プロ野球からアマチュア野球まで、野球を縦横無尽に語ろう

7月11日(木)

◇第10日 7月11日(木曜日)

 朝6時に起き、7時30分にチェックアウト。今日帰国する南雲さんをホテルの前から見送り、私もじきに来たTAXIに乗ってニューロンドンまで行く。ニューロンドンから8時45分発のボストン行きグレイハウンドに乗って、初めての一人旅にワクワクする。

 11時30分にボストン着。TAXIで今日からの相棒、福田豊さんの待っているはずのホテルへ直行するが……いない。どこを探してもいない。1時間ほどすると、晴れ晴れとした顔で福田さん入場。レッドソックスの本拠地、フェンウェイパークを見てきたとのこと。おいおいおい、勘弁してくれよと、早速泣きを入れる。

 近くのイタリアンレストランでパスタとビールで昼食をすませ、Red Line(地下鉄)でバスターミナルのあるサウスストリートまで行く。14時15分発のハイアニス行きのバスに乗り、ケープコッドのホテル、ラマダインに到着。2階建てのリゾート型ホテルで、周囲にはマーケット、レストラン、ファーストフードなどが立ち並び、ノーウィッチとはだいぶ様子が異なる。

 17時過ぎにTAXIに乗ってマキオンフィールドへ。ドライバーのジョニーが好人物で、陽気に話しかけてくる。これに福田さんが積極的に応対し、友好的な雰囲気を作る。さすがは30歳代でデスクを務めるだけあると感心するが、このくらいは序の口だった。

 球場に到着すると「取材してきま~す」と言って席を立ち、帰ってくると「プレジデントと知り合いになりましたよ」と嬉しそうに話す。前日までの苦労が遠い昔のことのように思えてくる。

  この日の両チームのスターティングメンバー

ハイアニス・メッツハーウィッチ・マリナーズ
(7)Putnam,Danny(7)Snavely,Chris
(4)Green,Brandon(6)Tucker,Jonahtan
(2)Garko,Ryan(5)Festa,Tony
(D)Fox,Adam(9)Goleski,Ryan
(5)Griffin,Mike(D)McCann,Brad
(3)Sorenson,Logan(8)Brinkley,Dante
(8)Harrison,Ben(3)Bergeron,Jabe
(9)Niefer,Justin(2)Johnson,Dale
(6)Pena,Omar(4)Kitch,Denver
(1)Hahn,Corey(1)Schwartz,Josh

 説明が遅くなったが、ここケープコッドはマサチューセッツ州南東部にある岬で、ボストンからバスを使えば、私たちが宿泊するハイアニスまで約2時間かかる。ここを舞台に7~8月にかけて行われるのが、大学生のサマーリーグ「ケープコッドリーグ」である。
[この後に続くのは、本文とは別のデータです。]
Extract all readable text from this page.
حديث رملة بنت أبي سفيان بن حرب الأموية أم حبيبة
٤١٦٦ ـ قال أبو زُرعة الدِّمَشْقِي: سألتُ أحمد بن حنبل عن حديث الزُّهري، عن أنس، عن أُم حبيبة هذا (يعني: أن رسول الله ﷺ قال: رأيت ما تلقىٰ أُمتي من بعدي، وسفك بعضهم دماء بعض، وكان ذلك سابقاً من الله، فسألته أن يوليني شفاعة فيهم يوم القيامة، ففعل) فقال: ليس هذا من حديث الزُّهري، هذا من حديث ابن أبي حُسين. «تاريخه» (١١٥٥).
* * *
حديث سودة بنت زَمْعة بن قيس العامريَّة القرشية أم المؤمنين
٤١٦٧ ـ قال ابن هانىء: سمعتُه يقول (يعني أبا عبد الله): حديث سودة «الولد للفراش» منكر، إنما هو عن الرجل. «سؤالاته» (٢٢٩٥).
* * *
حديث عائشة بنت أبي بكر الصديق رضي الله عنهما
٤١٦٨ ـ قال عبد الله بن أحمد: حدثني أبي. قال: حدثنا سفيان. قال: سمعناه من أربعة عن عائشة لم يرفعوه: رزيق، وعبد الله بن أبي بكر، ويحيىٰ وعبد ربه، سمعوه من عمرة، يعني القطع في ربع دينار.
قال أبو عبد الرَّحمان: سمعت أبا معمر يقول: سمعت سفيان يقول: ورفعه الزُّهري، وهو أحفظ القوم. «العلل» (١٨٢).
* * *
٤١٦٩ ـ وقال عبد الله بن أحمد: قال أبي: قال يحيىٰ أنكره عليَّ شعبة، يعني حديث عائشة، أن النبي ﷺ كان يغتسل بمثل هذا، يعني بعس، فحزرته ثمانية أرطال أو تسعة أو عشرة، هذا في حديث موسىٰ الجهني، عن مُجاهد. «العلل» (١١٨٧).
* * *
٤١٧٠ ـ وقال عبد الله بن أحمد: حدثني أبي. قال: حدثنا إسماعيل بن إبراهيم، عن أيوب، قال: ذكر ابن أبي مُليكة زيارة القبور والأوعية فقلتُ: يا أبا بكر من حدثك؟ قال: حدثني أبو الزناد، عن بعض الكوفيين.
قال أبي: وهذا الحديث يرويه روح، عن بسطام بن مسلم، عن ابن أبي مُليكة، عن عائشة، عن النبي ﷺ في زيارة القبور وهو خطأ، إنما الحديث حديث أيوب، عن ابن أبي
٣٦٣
 その起源は、1885(明治18)年までさかのぼる。この頃、日本では一高が台頭する以前、新橋アスレチックスが強かった時代で、正岡子規が野球に熱中する2年前と言えば、その歴史の古さが想像できると思う。

 日本人に「サマーリーグ」と言っても、ピンとこないだろう。たとえば「ハイアニス・メッツ」というチームには選手が21人いて、内訳はスタンフォード大学の学生が4人、ウイチタ州立大学の学生が2人で、あとは各大学から1人ずつ選出というように、寄り合い所帯で構成されている。

 アメリカ全土でさまざまなサマーリーグが行われているが、その実力が最も高いのがケープコッドリーグで、同リーグ出身のメジャーリーガーにはC・ビジオ、J・コーナイン、J・ジアンビ、J・ケントなどがいる。
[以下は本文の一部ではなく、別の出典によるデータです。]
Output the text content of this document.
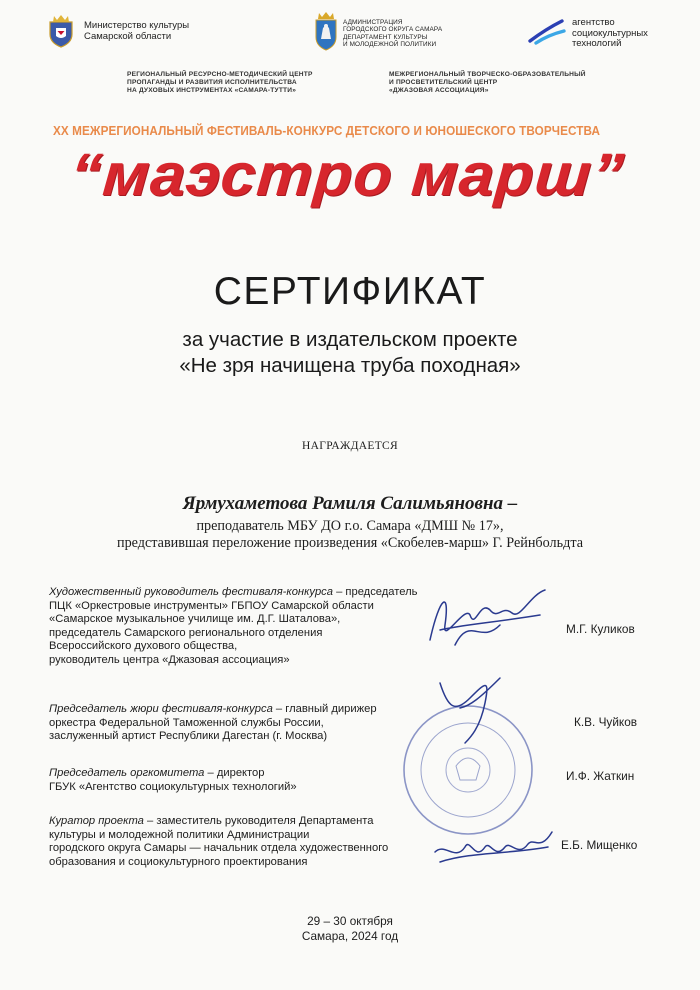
Министерство культуры
Самарской области
АДМИНИСТРАЦИЯ
ГОРОДСКОГО ОКРУГА САМАРА
ДЕПАРТАМЕНТ КУЛЬТУРЫ
И МОЛОДЕЖНОЙ ПОЛИТИКИ
агентство
социокультурных
технологий
РЕГИОНАЛЬНЫЙ РЕСУРСНО-МЕТОДИЧЕСКИЙ ЦЕНТР
ПРОПАГАНДЫ И РАЗВИТИЯ ИСПОЛНИТЕЛЬСТВА
НА ДУХОВЫХ ИНСТРУМЕНТАХ «САМАРА-ТУТТИ»
МЕЖРЕГИОНАЛЬНЫЙ ТВОРЧЕСКО-ОБРАЗОВАТЕЛЬНЫЙ
И ПРОСВЕТИТЕЛЬСКИЙ ЦЕНТР
«ДЖАЗОВАЯ АССОЦИАЦИЯ»
XX МЕЖРЕГИОНАЛЬНЫЙ ФЕСТИВАЛЬ-КОНКУРС ДЕТСКОГО И ЮНОШЕСКОГО ТВОРЧЕСТВА
“маэстро марш”
СЕРТИФИКАТ
за участие в издательском проекте
«Не зря начищена труба походная»
НАГРАЖДАЕТСЯ
Ярмухаметова Рамиля Салимьяновна –
преподаватель МБУ ДО г.о. Самара «ДМШ № 17»,
представившая переложение произведения «Скобелев-марш» Г. Рейнбольдта
Художественный руководитель фестиваля-конкурса – председатель
ПЦК «Оркестровые инструменты» ГБПОУ Самарской области
«Самарское музыкальное училище им. Д.Г. Шаталова»,
председатель Самарского регионального отделения
Всероссийского духового общества,
руководитель центра «Джазовая ассоциация»
М.Г. Куликов
Председатель жюри фестиваля-конкурса – главный дирижер
оркестра Федеральной Таможенной службы России,
заслуженный артист Республики Дагестан (г. Москва)
К.В. Чуйков
Председатель оргкомитета – директор
ГБУК «Агентство социокультурных технологий»
И.Ф. Жаткин
Куратор проекта – заместитель руководителя Департамента
культуры и молодежной политики Администрации
городского округа Самары — начальник отдела художественного
образования и социокультурного проектирования
Е.Б. Мищенко
29 – 30 октября
Самара, 2024 год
 日本人になじみのある選手では、ジョン・ワズディン(元巨人)、アンディ・シーツ(元広島など)も、ケープコッドリーグでプレーしたことがある。午後19時でも夕方前の16時くらいの明るさで、照明はついていない。

 20時頃にゲームが終了し、ジョニーに頼まれたドライバーが約束した時間に現われて、ホテルへ直帰。夕食はイタリアンレストラン「オリーブガーデン」でピザ、チキン、シーフード料理に、白ワイン、赤ワインで口を湿らす。
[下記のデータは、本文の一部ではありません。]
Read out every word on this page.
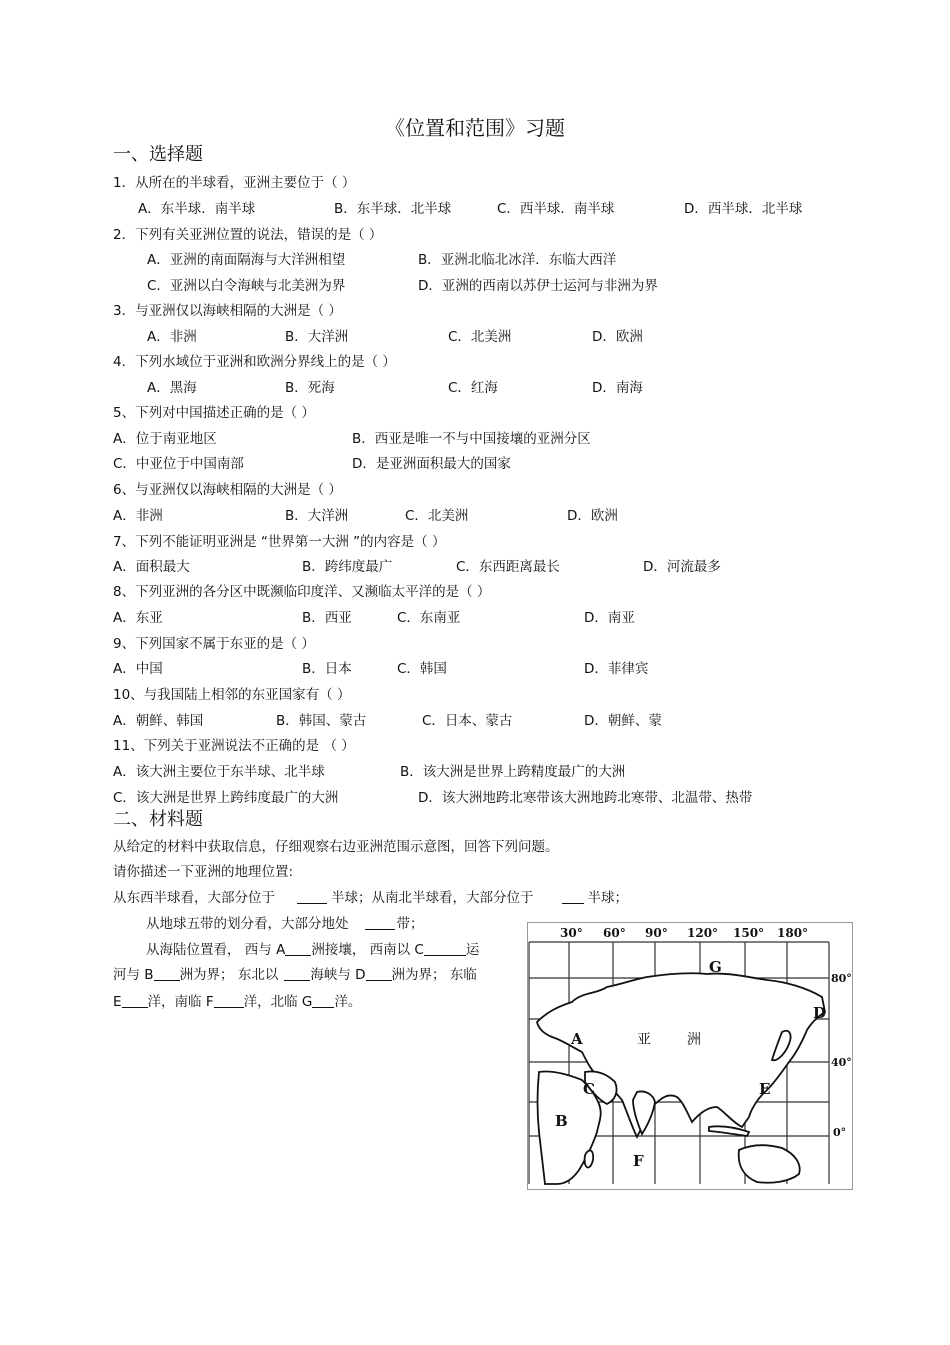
《位置和范围》习题
一、选择题
1．从所在的半球看，亚洲主要位于（ ）
A．东半球．南半球	B．东半球．北半球	C．西半球．南半球	D．西半球．北半球
2．下列有关亚洲位置的说法，错误的是（ ）
A．亚洲的南面隔海与大洋洲相望	B．亚洲北临北冰洋．东临大西洋
C．亚洲以白令海峡与北美洲为界	D．亚洲的西南以苏伊士运河与非洲为界
3．与亚洲仅以海峡相隔的大洲是（ ）
A．非洲	B．大洋洲	C．北美洲	D．欧洲
4．下列水域位于亚洲和欧洲分界线上的是（ ）
A．黑海	B．死海	C．红海	D．南海
5、下列对中国描述正确的是（ ）
A．位于南亚地区	B．西亚是唯一不与中国接壤的亚洲分区
C．中亚位于中国南部	D．是亚洲面积最大的国家
6、与亚洲仅以海峡相隔的大洲是（ ）
A．非洲	B．大洋洲	C．北美洲	D．欧洲
7、下列不能证明亚洲是 “世界第一大洲 ”的内容是（ ）
A．面积最大	B．跨纬度最广	C．东西距离最长	D．河流最多
8、下列亚洲的各分区中既濒临印度洋、又濒临太平洋的是（ ）
A．东亚	B．西亚	C．东南亚	D．南亚
9、下列国家不属于东亚的是（ ）
A．中国	B．日本	C．韩国	D．菲律宾
10、与我国陆上相邻的东亚国家有（ ）
A．朝鲜、韩国	B．韩国、蒙古	C．日本、蒙古	D．朝鲜、蒙
11、下列关于亚洲说法不正确的是 （ ）
A．该大洲主要位于东半球、北半球	B．该大洲是世界上跨精度最广的大洲
C．该大洲是世界上跨纬度最广的大洲	D．该大洲地跨北寒带该大洲地跨北寒带、北温带、热带
二、材料题
从给定的材料中获取信息，仔细观察右边亚洲范围示意图，回答下列问题。
请你描述一下亚洲的地理位置:
从东西半球看，大部分位于	半球；从南北半球看，大部分位于	半球；
从地球五带的划分看，大部分地处	带；
从海陆位置看， 西与 A 洲接壤， 西南以 C	运
河与 B 洲为界； 东北以 海峡与 D 洲为界； 东临
E 洋，南临 F 洋，北临 G 洋。
30° 60° 90° 120° 150° 180°
80°
40°
0°
G
A
C
B
E
F
D
亚	洲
 ウエイトレスのノーマがいい娘で、話が弾んだ。黒人の血が混じる18歳の女の子で、コミュニティカレッジに在籍し、バイトを2つ掛け持ちしているらしい。

 22時過ぎに店を出て、ガソリンスタンド近くの酒屋でバドワイザー(ビール)6本とポテトチップスを買う。ホテルに帰ってビール1本ずつ飲んで就寝。今日は楽しかった。